Algumas empresas estão convencidas de que o escritório é insubstituível. Outras, por outro lado, já provaram que não precisam dele. E a maioria está explorando um caminho no meio do caminho.
Por que algumas empresas decidem voltar
- Reforçar vínculos e comunicação Em certos times, a presencialidade facilita a coordenação e gera confiança. Especialmente em áreas onde a comunicação fluida é vital (vendas, criatividade, produto).
- Modelo de negócio ou operativa específica Indústrias como manufatura, banco ou serviços presenciais precisam de pontos físicos de encontro. O escritório se torna um nó operativo mais que um símbolo.

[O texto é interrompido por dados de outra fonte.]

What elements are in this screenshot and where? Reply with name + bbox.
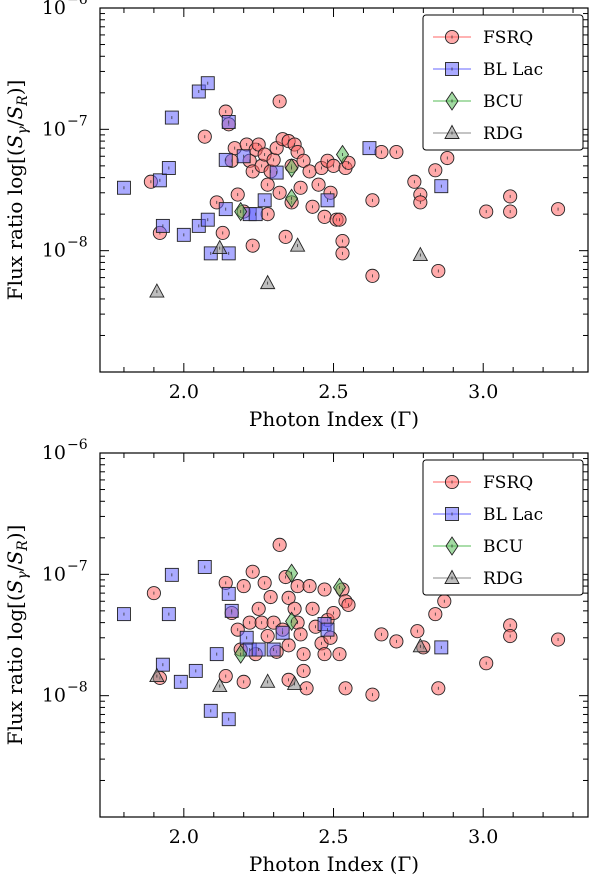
y-axis-label-part: / xyxy=(3,119,27,126)
series-bcu xyxy=(234,144,350,222)
y-axis-label-part: Flux ratio log[( xyxy=(3,148,27,300)
y-axis-label-part: R xyxy=(15,540,31,552)
x-tick-label: 3.0 xyxy=(468,826,498,848)
y-axis-label-part: S xyxy=(3,580,27,594)
y-axis-label: Flux ratio log[(Sγ/SR)] xyxy=(3,525,31,746)
x-tick-label: 2.5 xyxy=(318,826,348,848)
y-axis-label-part: R xyxy=(15,95,31,107)
legend-label: BCU xyxy=(483,92,523,112)
plot-frame xyxy=(99,7,589,373)
x-tick-label: 2.0 xyxy=(169,826,199,848)
y-axis-label-part: )] xyxy=(3,80,27,96)
series-fsrq xyxy=(143,94,566,283)
y-tick-exponent: −6 xyxy=(67,0,88,8)
x-tick-label: 3.0 xyxy=(468,381,498,403)
y-tick-exponent: −7 xyxy=(67,558,88,574)
series-rdg xyxy=(149,637,429,693)
y-axis-label-part: / xyxy=(3,564,27,571)
legend-label: RDG xyxy=(483,569,523,589)
y-tick-exponent: −8 xyxy=(67,235,88,251)
legend: FSRQ BL Lac BCU RDG xyxy=(422,459,584,596)
y-axis-label-part: γ xyxy=(15,126,31,135)
x-axis-label: Photon Index (Γ) xyxy=(249,852,419,876)
legend-frame xyxy=(422,14,584,151)
y-tick-exponent: −6 xyxy=(67,437,88,453)
y-tick-label: 10 xyxy=(42,0,66,19)
y-axis-label-part: S xyxy=(3,551,27,565)
y-tick-label: 10 xyxy=(42,685,66,707)
legend-label: BL Lac xyxy=(483,505,543,525)
legend-label: BL Lac xyxy=(483,60,543,80)
legend-label: FSRQ xyxy=(483,28,533,48)
y-axis-label-part: S xyxy=(3,135,27,149)
legend-label: FSRQ xyxy=(483,473,533,493)
legend-label: BCU xyxy=(483,537,523,557)
y-axis-label-part: γ xyxy=(15,571,31,580)
series-bl-lac xyxy=(117,76,449,261)
y-axis-label: Flux ratio log[(Sγ/SR)] xyxy=(3,80,31,301)
y-tick-label: 10 xyxy=(42,563,66,585)
y-axis-label-part: S xyxy=(3,106,27,120)
y-tick-label: 10 xyxy=(42,442,66,464)
y-tick-label: 10 xyxy=(42,240,66,262)
legend-label: RDG xyxy=(483,124,523,144)
series-rdg xyxy=(149,237,429,298)
plot-frame xyxy=(99,452,589,818)
x-tick-label: 2.5 xyxy=(318,381,348,403)
y-axis-label-part: )] xyxy=(3,525,27,541)
legend: FSRQ BL Lac BCU RDG xyxy=(422,14,584,151)
y-axis-label-part: Flux ratio log[( xyxy=(3,593,27,745)
x-axis-label: Photon Index (Γ) xyxy=(249,407,419,431)
series-bl-lac xyxy=(117,560,449,727)
legend-frame xyxy=(422,459,584,596)
x-tick-label: 2.0 xyxy=(169,381,199,403)
series-bcu xyxy=(234,563,347,664)
y-tick-label: 10 xyxy=(42,118,66,140)
y-tick-exponent: −8 xyxy=(67,680,88,696)
y-tick-exponent: −7 xyxy=(67,113,88,129)
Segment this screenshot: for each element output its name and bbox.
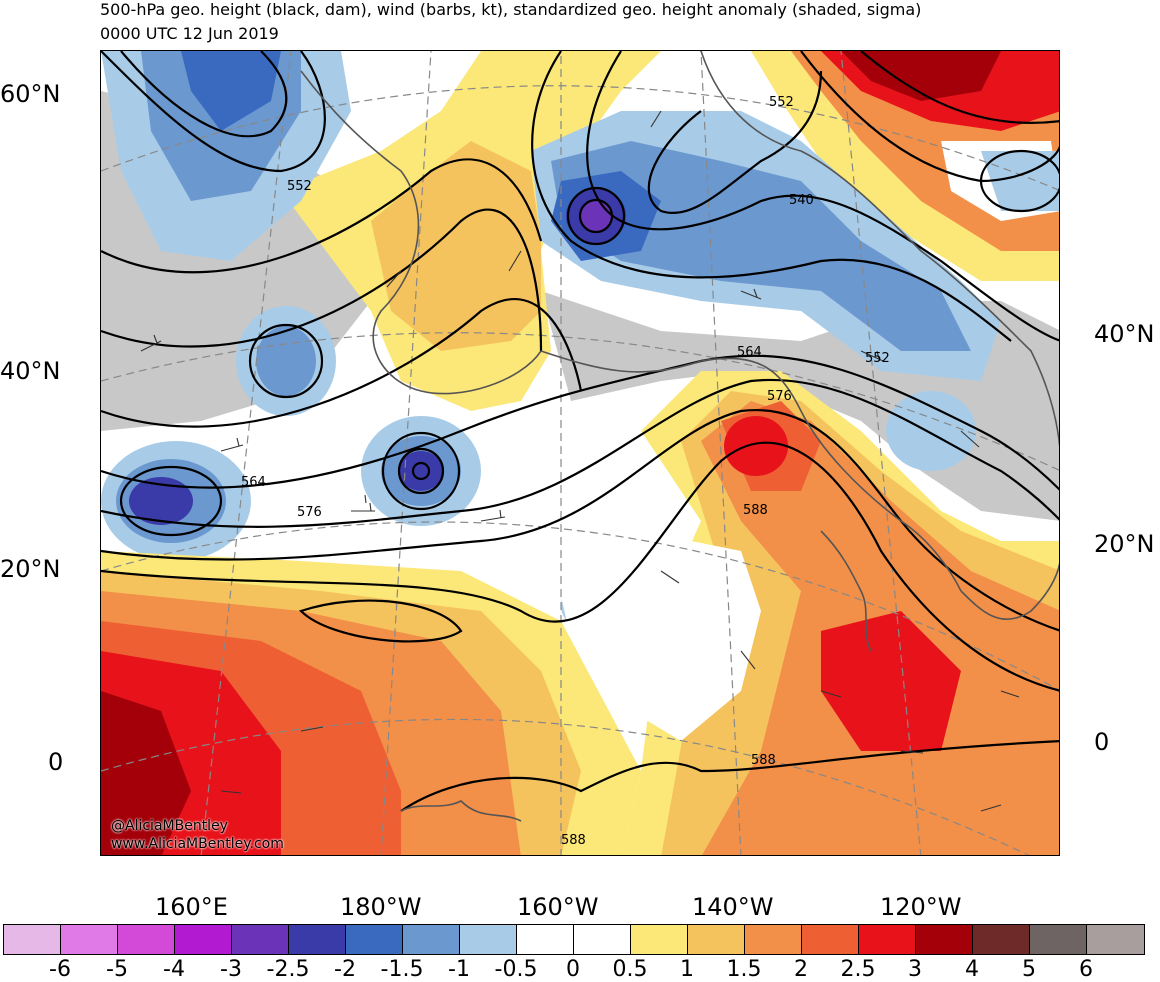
lat-label-right-20n: 20°N [1094,530,1155,558]
map-panel: 552 552 540 552 564 576 564 576 588 588 … [100,50,1060,856]
anomaly-negative-nw-dark [181,51,281,131]
colorbar-swatch [1030,925,1087,954]
anomaly-positive-se-red [821,611,961,751]
colorbar-tick-label: -2 [334,957,356,982]
colorbar-swatch [232,925,289,954]
colorbar-swatch [61,925,118,954]
analysis-map [101,51,1059,855]
colorbar-swatch [574,925,631,954]
anomaly-negative-east-low [886,391,976,471]
colorbar-tick-label: 0 [566,957,580,982]
colorbar-tick-label: -1 [448,957,470,982]
colorbar-tick-label: -0.5 [494,957,538,982]
credit-handle: @AliciaMBentley [111,818,228,834]
colorbar-tick-label: 3 [908,957,922,982]
contour-label-nw: 552 [287,179,312,194]
credit-website: www.AliciaMBentley.com [111,836,284,852]
colorbar-swatch [346,925,403,954]
contour-label-564-west: 564 [241,475,266,490]
colorbar-tick-label: -5 [106,957,128,982]
lat-label-left-20n: 20°N [0,555,61,583]
contour-label-588-sw: 588 [561,833,586,848]
contour-label-540: 540 [789,193,814,208]
colorbar-tick-label: -3 [220,957,242,982]
lon-label-160e: 160°E [155,893,228,921]
colorbar-swatch [289,925,346,954]
anomaly-positive-ridge-core [724,416,788,476]
lat-label-left-60n: 60°N [0,80,61,108]
lon-label-180w: 180°W [340,893,422,921]
colorbar-swatch [859,925,916,954]
lon-label-140w: 140°W [692,893,774,921]
anomaly-positive-ne-dark [841,51,1001,101]
anomaly-negative-west-low-mid [256,326,316,396]
contour-label-ne: 552 [769,95,794,110]
colorbar-tick-label: 2 [794,957,808,982]
contour-label-564-east: 564 [737,345,762,360]
anomaly-negative-center-low-dark [399,451,443,491]
anomaly-colorbar [3,924,1145,955]
colorbar-swatch [403,925,460,954]
colorbar-tick-label: 0.5 [612,957,648,982]
colorbar-tick-label: -6 [49,957,71,982]
colorbar-swatch [745,925,802,954]
colorbar-swatch [4,925,61,954]
wind-barbs [140,110,1020,812]
colorbar-swatch [118,925,175,954]
lon-label-120w: 120°W [880,893,962,921]
colorbar-tick-label: -1.5 [380,957,424,982]
map-valid-time: 0000 UTC 12 Jun 2019 [100,24,279,43]
contour-label-588-south: 588 [751,753,776,768]
anomaly-neutral-subtropical-pocket [551,531,761,741]
contour-label-east: 552 [865,351,890,366]
map-title: 500-hPa geo. height (black, dam), wind (… [100,0,922,19]
colorbar-swatch [631,925,688,954]
lat-label-right-0: 0 [1094,728,1110,756]
colorbar-tick-label: -4 [163,957,185,982]
lat-label-right-40n: 40°N [1094,320,1155,348]
colorbar-tick-label: -2.5 [266,957,310,982]
colorbar-swatch [973,925,1030,954]
colorbar-tick-label: 4 [965,957,979,982]
colorbar-swatch [916,925,973,954]
colorbar-tick-label: 6 [1079,957,1093,982]
colorbar-swatch [1087,925,1144,954]
colorbar-tick-label: 5 [1022,957,1036,982]
colorbar-tick-label: 1.5 [726,957,762,982]
colorbar-swatch [175,925,232,954]
lat-label-left-40n: 40°N [0,357,61,385]
anomaly-negative-sw-low-dark [129,477,193,525]
contour-label-576-west: 576 [297,505,322,520]
colorbar-swatch [802,925,859,954]
contour-label-576-east: 576 [767,389,792,404]
lat-label-left-0: 0 [48,748,64,776]
contour-label-588-ridge: 588 [743,503,768,518]
colorbar-swatch [517,925,574,954]
colorbar-tick-label: 1 [680,957,694,982]
anomaly-positive-south-dark [101,691,191,855]
colorbar-swatch [460,925,517,954]
colorbar-swatch [688,925,745,954]
colorbar-tick-label: 2.5 [840,957,876,982]
lon-label-160w: 160°W [517,893,599,921]
coastlines [300,51,1059,822]
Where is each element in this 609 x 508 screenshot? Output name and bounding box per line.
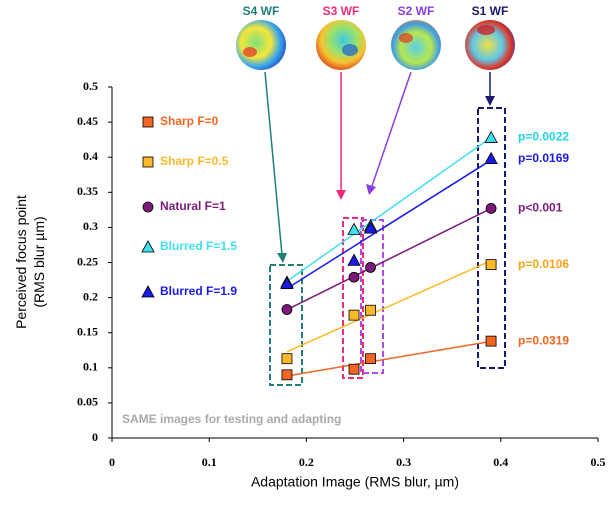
arrow xyxy=(371,71,412,187)
marker xyxy=(281,353,293,365)
y-tick-label: 0.15 xyxy=(77,324,98,338)
wavefront-image xyxy=(236,20,286,70)
trend-line xyxy=(286,159,492,290)
y-tick-label: 0.1 xyxy=(83,360,98,374)
y-tick-label: 0.3 xyxy=(83,219,98,233)
marker xyxy=(281,369,293,381)
p-value-label: p=0.0022 xyxy=(518,130,569,144)
legend-label: Blurred F=1.9 xyxy=(160,284,237,298)
y-tick-label: 0.25 xyxy=(77,254,98,268)
highlight-box xyxy=(342,217,364,379)
y-tick-label: 0.45 xyxy=(77,114,98,128)
marker xyxy=(348,271,360,283)
wavefront-image xyxy=(316,20,366,70)
marker xyxy=(280,276,294,289)
arrow-head xyxy=(366,184,376,195)
marker xyxy=(348,309,360,321)
legend-marker xyxy=(142,201,154,213)
marker xyxy=(365,262,376,273)
legend-marker xyxy=(142,116,154,128)
legend-marker xyxy=(141,240,155,253)
x-tick-label: 0.1 xyxy=(202,455,217,469)
marker xyxy=(484,151,498,165)
y-tick-label: 0.05 xyxy=(77,395,98,409)
trend-line xyxy=(286,260,492,353)
trend-line xyxy=(286,340,492,377)
wavefront-image xyxy=(465,20,515,70)
trend-line xyxy=(286,207,492,311)
marker xyxy=(485,335,497,347)
marker xyxy=(484,130,498,143)
wavefront-label: S2 WF xyxy=(398,4,435,18)
x-axis-label: Adaptation Image (RMS blur, µm) xyxy=(251,474,459,490)
y-tick-label: 0 xyxy=(92,430,98,444)
wavefront-image xyxy=(391,20,441,70)
wavefront-detail xyxy=(399,33,413,43)
x-tick-label: 0 xyxy=(109,455,115,469)
legend-label: Sharp F=0 xyxy=(160,114,219,128)
y-axis-label-line: Perceived focus point xyxy=(13,195,29,329)
arrow-head xyxy=(336,190,346,200)
y-axis-label-line: (RMS blur µm) xyxy=(31,216,47,307)
p-value-label: p=0.0169 xyxy=(518,151,569,165)
marker xyxy=(347,253,361,266)
p-value-label: p<0.001 xyxy=(518,201,563,215)
y-axis-label: Perceived focus point (RMS blur µm) xyxy=(13,195,47,329)
wavefront-images xyxy=(236,20,515,70)
marker xyxy=(365,353,376,365)
marker xyxy=(485,203,497,214)
trend-line xyxy=(286,136,492,282)
marker xyxy=(348,363,360,375)
legend-label: Sharp F=0.5 xyxy=(160,154,229,168)
legend-label: Natural F=1 xyxy=(160,199,226,213)
x-tick-label: 0.5 xyxy=(591,455,606,469)
x-tick-label: 0.3 xyxy=(396,455,411,469)
x-tick-label: 0.2 xyxy=(299,455,314,469)
highlight-box xyxy=(269,264,303,386)
highlight-box xyxy=(477,107,506,369)
marker xyxy=(363,221,378,234)
wavefront-detail xyxy=(243,47,257,57)
arrow-head xyxy=(485,96,495,106)
wavefront-label: S3 WF xyxy=(323,4,360,18)
y-tick-label: 0.4 xyxy=(83,149,98,163)
note: SAME images for testing and adapting xyxy=(122,412,341,426)
arrow xyxy=(264,71,283,256)
highlight-boxes xyxy=(269,107,506,386)
p-value-label: p=0.0319 xyxy=(518,333,569,347)
marker xyxy=(365,304,376,316)
arrows xyxy=(264,71,495,263)
wavefront-label: S1 WF xyxy=(472,4,509,18)
wavefront-detail xyxy=(477,25,495,35)
marker xyxy=(347,222,361,235)
arrow-head xyxy=(277,253,287,263)
marker xyxy=(485,259,497,271)
y-tick-label: 0.5 xyxy=(83,79,98,93)
highlight-box xyxy=(360,219,384,374)
x-tick-label: 0.4 xyxy=(493,455,508,469)
legend-marker xyxy=(142,156,154,168)
p-value-label: p=0.0106 xyxy=(518,257,569,271)
y-tick-label: 0.35 xyxy=(77,184,98,198)
wavefront-detail xyxy=(342,44,358,56)
y-tick-label: 0.2 xyxy=(83,289,98,303)
wavefront-label: S4 WF xyxy=(243,4,280,18)
legend-marker xyxy=(141,285,155,298)
marker xyxy=(281,304,293,315)
legend-label: Blurred F=1.5 xyxy=(160,239,237,253)
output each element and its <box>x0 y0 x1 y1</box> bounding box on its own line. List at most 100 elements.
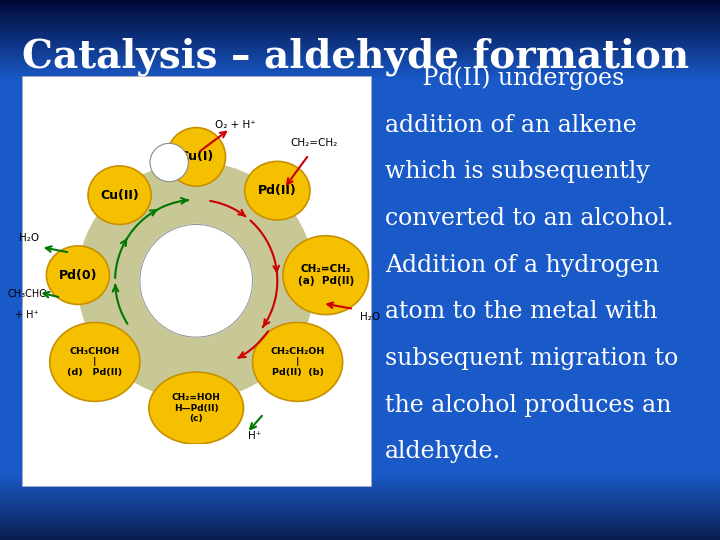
Text: H₂O: H₂O <box>19 233 40 243</box>
Bar <box>0 471 720 474</box>
Bar <box>0 139 720 140</box>
Bar <box>0 101 720 103</box>
Text: atom to the metal with: atom to the metal with <box>385 300 657 323</box>
Bar <box>0 293 720 295</box>
Bar <box>0 137 720 139</box>
Bar <box>0 463 720 464</box>
Bar <box>0 36 720 38</box>
Bar <box>0 258 720 259</box>
Bar <box>0 174 720 177</box>
Text: O₂ + H⁺: O₂ + H⁺ <box>215 120 256 130</box>
Bar <box>0 363 720 366</box>
Text: aldehyde.: aldehyde. <box>385 440 501 463</box>
Ellipse shape <box>50 322 140 401</box>
Bar <box>0 309 720 312</box>
Bar <box>0 47 720 49</box>
Bar <box>0 207 720 209</box>
Bar <box>0 437 720 439</box>
Bar <box>0 263 720 265</box>
Bar <box>0 439 720 441</box>
Bar <box>0 329 720 331</box>
Bar <box>0 232 720 234</box>
Bar <box>0 77 720 79</box>
Bar <box>0 85 720 86</box>
Bar <box>0 173 720 174</box>
Bar <box>0 443 720 444</box>
Bar <box>0 225 720 227</box>
Bar <box>0 144 720 146</box>
Bar <box>0 481 720 482</box>
Bar <box>0 482 720 484</box>
Text: H₂O: H₂O <box>359 312 379 322</box>
Bar <box>0 191 720 193</box>
Bar <box>0 412 720 414</box>
Bar <box>0 130 720 131</box>
Circle shape <box>140 225 253 337</box>
Bar <box>0 108 720 110</box>
Bar <box>0 380 720 382</box>
Bar <box>0 209 720 211</box>
Ellipse shape <box>245 161 310 220</box>
Bar <box>0 131 720 133</box>
Bar <box>0 504 720 506</box>
Bar <box>0 23 720 25</box>
Text: CH₂=HOH
H—Pd(II)
(c): CH₂=HOH H—Pd(II) (c) <box>172 393 220 423</box>
Text: H⁺: H⁺ <box>248 431 261 441</box>
Bar <box>0 322 720 324</box>
Bar <box>0 479 720 481</box>
Bar <box>0 326 720 328</box>
Bar <box>0 189 720 191</box>
Bar <box>0 45 720 47</box>
Bar <box>0 335 720 336</box>
Bar <box>0 200 720 201</box>
Bar <box>0 394 720 396</box>
Bar <box>0 187 720 189</box>
Text: CH₂=CH₂: CH₂=CH₂ <box>291 138 338 149</box>
Bar <box>0 441 720 443</box>
Bar <box>0 488 720 490</box>
Bar <box>0 227 720 228</box>
Bar <box>0 90 720 92</box>
Bar <box>0 15 720 16</box>
Bar <box>0 342 720 344</box>
Bar <box>0 162 720 164</box>
Bar <box>0 140 720 142</box>
Bar <box>0 167 720 169</box>
Bar <box>0 290 720 292</box>
Bar <box>0 474 720 475</box>
Text: converted to an alcohol.: converted to an alcohol. <box>385 207 674 230</box>
Bar <box>0 88 720 90</box>
Ellipse shape <box>167 127 225 186</box>
Bar <box>0 110 720 112</box>
Bar <box>0 54 720 56</box>
Bar <box>0 123 720 124</box>
Text: subsequent migration to: subsequent migration to <box>385 347 678 370</box>
Text: addition of an alkene: addition of an alkene <box>385 113 637 137</box>
Bar <box>0 171 720 173</box>
Bar <box>0 50 720 52</box>
Bar <box>0 103 720 104</box>
Bar <box>0 464 720 466</box>
Bar <box>0 112 720 113</box>
Bar <box>0 12 720 15</box>
Text: Cu(I): Cu(I) <box>179 151 213 164</box>
Bar <box>0 65 720 66</box>
Bar <box>0 302 720 304</box>
Bar <box>0 155 720 157</box>
Bar <box>0 66 720 69</box>
Bar <box>0 169 720 171</box>
Bar <box>0 211 720 212</box>
Bar <box>0 31 720 32</box>
Bar <box>0 477 720 479</box>
Bar <box>0 5 720 7</box>
Bar <box>0 522 720 524</box>
Bar <box>0 508 720 509</box>
Bar <box>0 470 720 471</box>
Bar <box>0 201 720 204</box>
Bar <box>0 150 720 151</box>
Bar <box>0 104 720 106</box>
Bar <box>0 236 720 238</box>
Bar <box>0 184 720 185</box>
Bar <box>0 275 720 277</box>
Bar <box>0 396 720 398</box>
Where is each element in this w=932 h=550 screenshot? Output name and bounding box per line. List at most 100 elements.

- Pressão cultural e de liderança Para muitos líderes, o escritório representa controle, coesão e visibilidade. A percepção de que "ver o time trabalhando" garante produtividade ainda tem peso.
Por que outras empresas não pensam em voltar nunca
- Produtividade validada à distância Durante a pandemia e depois, times inteiros comprovaram que sua produção não diminuiu sem um escritório fixo. Em alguns casos, até melhorou graças ao foco e à autonomia.
- Acesso a talentos sem fronteiras Contratar além da cidade da sede abriu um novo mapa de possibilidades. Voltar à presencialidade plena significaria perder diversidade e limitar a contratação.
- Economia em custos fixos Os contratos de escritório são um dos maiores gastos operacionais. Evitá-los libera orçamento para inovação, tecnologia e benefícios ao time.
O modelo que predomina: híbrido com propósito
O futuro não está em voltar a 100% nem em eliminar o escritório. A maioria das empresas que conseguem um equilíbrio optaram por modelos híbridos reais, com características concretas:
- Escritórios menores e estratégicos: não buscam alojar a todos todos os dias, mas ser pontos de encontro quando faz sentido.
- Coworkings flexíveis: espaços sob demanda que permitem se reunir sem necessidade de contratos longos.
- Espaços ativados só quando fazem falta: workshops, kick-offs, reuniões chave, processos criativos.
- Uso intencional do lugar: cada espaço responde a uma função: foco em casa, colaboração em coworking, cultura em escritórios corporativos.
A chave não é misturar por misturar, mas desenhar um sistema onde o espaço se adapte ao trabalho, e não o contrário.
O que implica para o talento
Para os colaboradores, esse modelo flexível é mais que um benefício:
- Aumenta a autonomia e o equilíbrio entre vida e trabalho.
- Reduz o desgaste dos deslocamentos desnecessários.
- Oferece opções de ambientes produtivos conforme a tarefa do dia.
Além disso, é uma vantagem competitiva em atração de talentos: na LATAM, onde as oportunidades não se limitam mais a uma cidade, oferecer flexibilidade é sinônimo de ampliar o alcance e manter o time motivado.
O que implica para a empresa
- Eficiência em custos: menos metros quadrados ociosos, mais investimento no que importa.
- Adaptabilidade: esquemas que podem se ajustar rápido conforme mudanças de mercado ou crescimento.
- Cultura com propósito: os encontros presenciais são significativos, não forçados.
- Maior resiliência: empresas capazes de funcionar sem depender de um único escritório físico.
O futuro do trabalho não é 100% presencial nem 100% remoto. É flexível, adaptado e humano.
A chave não está em obrigar nem em eliminar o escritório, mas em dar intencionalidade ao espaço:
- Para que se usa?
- O que agrega à produtividade e ao time?
- Quando convém nos reunir e quando não?
As empresas que responderem essas perguntas vão estar um passo à frente. Porque na próxima década, o diferencial não será ter mais metros quadrados… mas ter espaços inteligentes que acompanhem a forma como realmente trabalhamos.